Les troubles politiques à Caracas ont fait la une des journaux début 2026. Après les événements dramatiques du début janvier et la réécriture de la loi vénézuélienne sur les hydrocarbures le 29 janvier, les analystes ont rapidement commencé à débattre des dimensions éthiques d'un engagement renouvelé des États-Unis dans la ceinture de l'Orénoque.

Mais tandis que le monde se concentre sur la politique, la véritable histoire se déroule à des milliers de kilomètres de là, à l'intérieur des tours de distillation qui s'étendent le long de la côte américaine du golfe du Mexique.

Pour comprendre pourquoi Chevron déploie des efforts aussi importants pour accroître sa production vénézuélienne, il faut regarder au-delà de la diplomatie et s'intéresser à la chimie du raffinage.

Déséquilibre dans le mélange de pétrole brut américain

Les États-Unis sont aujourd'hui le premier producteur mondial de pétrole.

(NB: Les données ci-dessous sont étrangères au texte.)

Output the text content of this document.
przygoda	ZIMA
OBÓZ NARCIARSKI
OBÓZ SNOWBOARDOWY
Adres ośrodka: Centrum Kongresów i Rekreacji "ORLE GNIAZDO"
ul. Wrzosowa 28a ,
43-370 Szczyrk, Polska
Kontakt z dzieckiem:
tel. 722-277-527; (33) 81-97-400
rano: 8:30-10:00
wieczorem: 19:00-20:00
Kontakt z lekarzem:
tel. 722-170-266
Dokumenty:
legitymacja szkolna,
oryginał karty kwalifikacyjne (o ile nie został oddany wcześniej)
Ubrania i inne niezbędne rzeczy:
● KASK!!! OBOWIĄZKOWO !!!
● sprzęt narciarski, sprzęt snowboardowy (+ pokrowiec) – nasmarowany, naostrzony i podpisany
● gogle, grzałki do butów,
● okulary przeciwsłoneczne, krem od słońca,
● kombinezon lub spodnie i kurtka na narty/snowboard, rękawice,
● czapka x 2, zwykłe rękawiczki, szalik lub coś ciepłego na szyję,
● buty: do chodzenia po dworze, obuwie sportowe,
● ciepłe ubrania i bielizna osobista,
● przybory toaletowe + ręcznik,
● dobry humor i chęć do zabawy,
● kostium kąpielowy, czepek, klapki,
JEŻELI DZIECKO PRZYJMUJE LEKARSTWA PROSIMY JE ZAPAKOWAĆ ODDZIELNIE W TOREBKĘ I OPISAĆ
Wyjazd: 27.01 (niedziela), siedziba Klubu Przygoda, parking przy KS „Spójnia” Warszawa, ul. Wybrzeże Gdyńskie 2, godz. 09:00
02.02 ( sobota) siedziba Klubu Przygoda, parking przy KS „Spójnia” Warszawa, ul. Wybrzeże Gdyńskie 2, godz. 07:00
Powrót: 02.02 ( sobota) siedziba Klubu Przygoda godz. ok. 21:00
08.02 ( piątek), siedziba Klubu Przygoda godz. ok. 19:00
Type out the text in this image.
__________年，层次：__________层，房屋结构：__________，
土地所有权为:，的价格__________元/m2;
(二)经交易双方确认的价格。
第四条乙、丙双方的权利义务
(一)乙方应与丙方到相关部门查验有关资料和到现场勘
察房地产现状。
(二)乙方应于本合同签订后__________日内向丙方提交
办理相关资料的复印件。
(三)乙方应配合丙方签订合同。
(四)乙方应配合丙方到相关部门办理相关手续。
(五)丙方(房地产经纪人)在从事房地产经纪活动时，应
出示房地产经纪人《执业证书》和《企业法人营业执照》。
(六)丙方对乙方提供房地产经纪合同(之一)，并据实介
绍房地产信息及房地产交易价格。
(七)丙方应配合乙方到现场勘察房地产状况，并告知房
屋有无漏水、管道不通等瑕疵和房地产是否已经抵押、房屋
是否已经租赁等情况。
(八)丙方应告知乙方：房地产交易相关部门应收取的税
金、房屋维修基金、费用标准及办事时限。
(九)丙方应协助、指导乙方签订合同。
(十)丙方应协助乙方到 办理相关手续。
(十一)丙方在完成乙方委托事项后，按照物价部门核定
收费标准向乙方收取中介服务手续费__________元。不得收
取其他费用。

Cela pourrait laisser penser à une indépendance énergétique, mais la réalité est plus complexe.

La majeure partie du pétrole produit à partir de formations de schiste — comme le bassin permien — est légère et douce, ce qui signifie qu'elle est facile à raffiner et pauvre en soufre.

Cependant, de nombreuses raffineries américaines n'étaient pas conçues pour traiter ce type de pétrole brut. Au cours des années 1980 et 1990, les raffineurs ont investi des milliards de dollars pour accroître la complexité de leurs installations. Ils ont installé des unités de cokéfaction, des hydrocraqueurs et des systèmes de désulfuration — des installations spécifiquement conçues pour traiter le pétrole brut lourd à haute teneur en soufre provenant de pays comme le Venezuela et le Mexique.

Ces systèmes étaient conçus pour acheter des barils difficiles à vendre et à prix réduit, et les transformer en produits à forte valeur ajoutée tels que l'essence, le diesel, le kérosène et les matières premières pétrochimiques.

Il est techniquement possible de faire transiter du pétrole brut léger dans ces systèmes, mais ce n'est pas rentable. C'est comme utiliser des équipements conçus pour le traitement de la ferraille et les alimenter avec des matériaux de première qualité : cela fonctionne, mais les marges diminuent.

Pour une raffinerie complexe comme celle de Chevron à Pascagoula, le pétrole brut lourd n'est pas seulement utile, il est optimal.

Disparition des lourds barils

Pendant des années, la côte américaine du golfe du Mexique a dépendu des importations pour s'approvisionner en ce pétrole brut lourd. Cette situation a radicalement changé.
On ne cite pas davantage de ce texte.